Key to the sustainability efforts: Wal-Mart’s model, the way stores are managed, the work done with the massive supply chain partners…all of this “optimizes and lowers the footprint to deliver the same amount of product to people,” explains company CSO Kathleen McLaughlin. And, she adds, “if you look at the scale and ambition of the efforts and what we’ve actually achieved, I’m actually quite excited about it.”
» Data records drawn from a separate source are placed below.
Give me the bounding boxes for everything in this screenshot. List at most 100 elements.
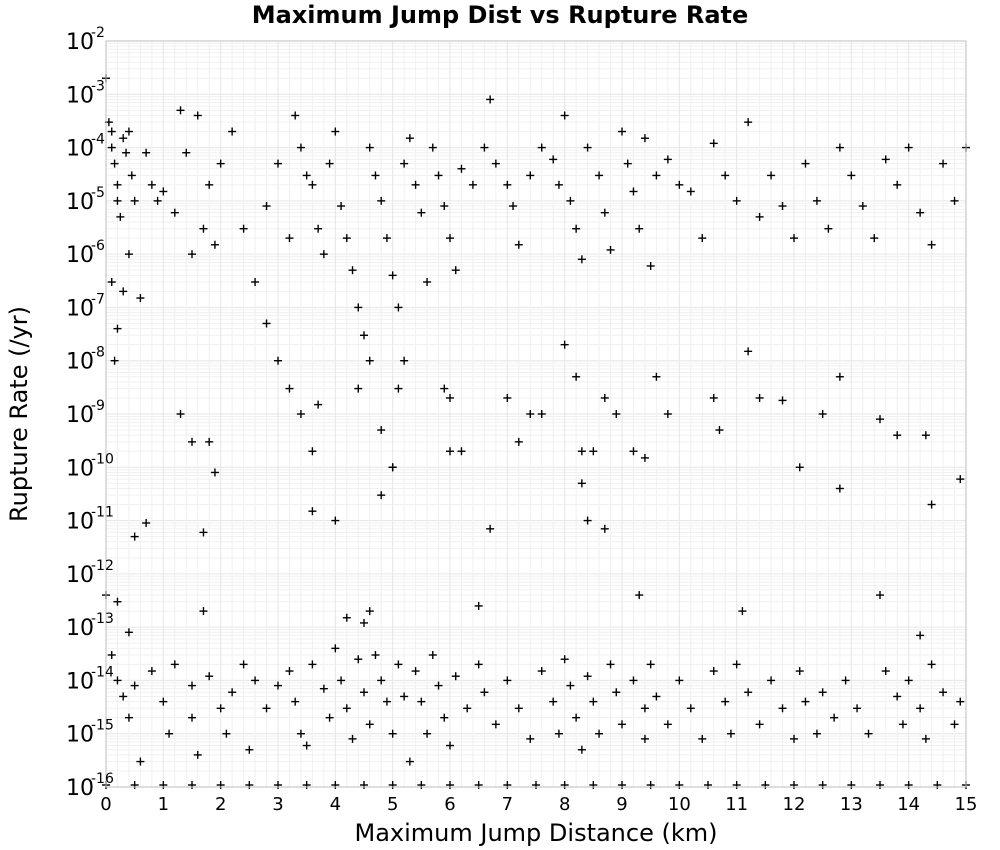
data-point — [646, 781, 655, 789]
data-point — [193, 750, 202, 759]
y-tick-exponent: -5 — [91, 185, 105, 201]
data-point — [113, 324, 122, 333]
data-point — [600, 524, 609, 533]
data-point — [474, 601, 483, 610]
data-point — [755, 212, 764, 221]
data-point — [216, 781, 225, 789]
data-point — [285, 667, 294, 676]
data-point — [325, 713, 334, 722]
data-points — [102, 74, 970, 789]
data-point — [354, 655, 363, 664]
data-point — [577, 255, 586, 264]
data-point — [583, 516, 592, 525]
data-point — [216, 159, 225, 168]
data-point — [274, 356, 282, 365]
data-point — [423, 278, 432, 287]
data-point — [228, 127, 237, 136]
data-point — [127, 171, 136, 180]
data-point — [440, 202, 449, 211]
data-point — [188, 681, 196, 690]
data-point — [600, 393, 609, 402]
data-point — [870, 234, 879, 243]
data-point — [864, 729, 873, 738]
data-point — [119, 134, 128, 143]
data-point — [572, 224, 581, 233]
data-point — [509, 202, 518, 211]
data-point — [549, 155, 558, 164]
data-point — [348, 734, 357, 743]
data-point — [446, 741, 454, 750]
data-point — [308, 447, 317, 456]
data-point — [417, 208, 426, 217]
data-point — [589, 447, 598, 456]
data-point — [549, 697, 558, 706]
data-point — [308, 660, 317, 669]
data-point — [113, 196, 122, 205]
x-tick-label: 12 — [783, 794, 806, 815]
data-point — [767, 676, 776, 685]
data-point — [170, 660, 179, 669]
data-point — [618, 127, 626, 136]
y-tick-labels: 10-1610-1510-1410-1310-1210-1110-1010-91… — [66, 25, 114, 801]
data-point — [618, 720, 626, 729]
data-point — [554, 180, 563, 189]
x-tick-label: 4 — [330, 794, 341, 815]
data-point — [205, 672, 214, 681]
data-point — [893, 692, 902, 701]
data-point — [331, 127, 340, 136]
data-point — [428, 651, 437, 660]
data-point — [107, 127, 116, 136]
data-point — [812, 196, 821, 205]
data-point — [514, 437, 523, 446]
data-point — [124, 628, 133, 637]
data-point — [572, 372, 581, 381]
data-point — [147, 667, 156, 676]
data-point — [302, 741, 311, 750]
data-point — [698, 734, 707, 743]
data-point — [921, 431, 930, 440]
y-tick-label: 10-9 — [66, 398, 105, 428]
data-point — [107, 278, 116, 287]
y-tick-exponent: -9 — [91, 398, 105, 414]
data-point — [532, 781, 540, 789]
data-point — [778, 202, 787, 211]
data-point — [921, 734, 930, 743]
data-point — [858, 202, 867, 211]
data-point — [239, 660, 248, 669]
y-tick-base: 10 — [66, 776, 94, 801]
y-axis-label: Rupture Rate (/yr) — [5, 306, 33, 522]
data-point — [348, 266, 357, 275]
data-point — [360, 331, 368, 340]
data-point — [612, 410, 621, 418]
data-point — [646, 660, 655, 669]
data-point — [554, 729, 563, 738]
data-point — [652, 372, 661, 381]
data-point — [916, 208, 925, 217]
data-point — [830, 713, 839, 722]
data-point — [360, 781, 368, 789]
y-tick-exponent: -14 — [91, 664, 114, 680]
data-point — [400, 692, 409, 701]
data-point — [365, 720, 374, 729]
y-tick-label: 10-5 — [66, 185, 105, 215]
data-point — [245, 781, 254, 789]
data-point — [577, 447, 586, 456]
data-point — [486, 524, 495, 533]
data-point — [595, 729, 604, 738]
data-point — [474, 660, 483, 669]
data-point — [342, 234, 351, 243]
data-point — [199, 607, 208, 616]
data-point — [503, 781, 512, 789]
x-tick-labels: 0 1 2 3 4 5 6 7 8 9 10 11 12 13 14 15 — [100, 794, 977, 815]
y-tick-base: 10 — [66, 563, 94, 588]
data-point — [285, 234, 294, 243]
data-point — [939, 688, 948, 697]
data-point — [881, 155, 890, 164]
data-point — [124, 250, 133, 259]
data-point — [354, 303, 363, 312]
data-point — [451, 672, 460, 681]
y-tick-label: 10-6 — [66, 238, 105, 268]
data-point — [503, 676, 512, 685]
data-point — [122, 148, 131, 157]
data-point — [199, 224, 208, 233]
The company has partnered with the Environmental Defense Fund (“EDF”) for guidance in achieving its climate change goals. Responding to the question about is “Wal-Mart doing enough?,” Fred Krupp, President of the Environmental Defense Fund in the interview said: “The scale of Wal-Mart is hard to wrap your head around. They can always do more. What they have shown so far is a serious commitment, and the journey is an ongoing one of improvement.”
Making this story come alive for you: There is a videotape of the program and the various interviews posted in the print version of the program script in our Top Story that you can view. You’ll also want to read the various viewer/reader responses to see the perspectives shared by viewers…many opinions were shared, both positive and negative.
“Peril and Promise” is an ongoing PBS series on the human impact of, and solutions for, Climate Change.” FYI, PBS is the largest non-commercial television network in the U.S.A., with more than 350 local stations broadcasting PBS and their own programming; combined, these reach more than 100 million households. Major stations are located in New York City, Chicago, Boston, Washington DC, San Francisco, Atlanta, Miami, Denver, Detroit, and many more cities in the 50 states.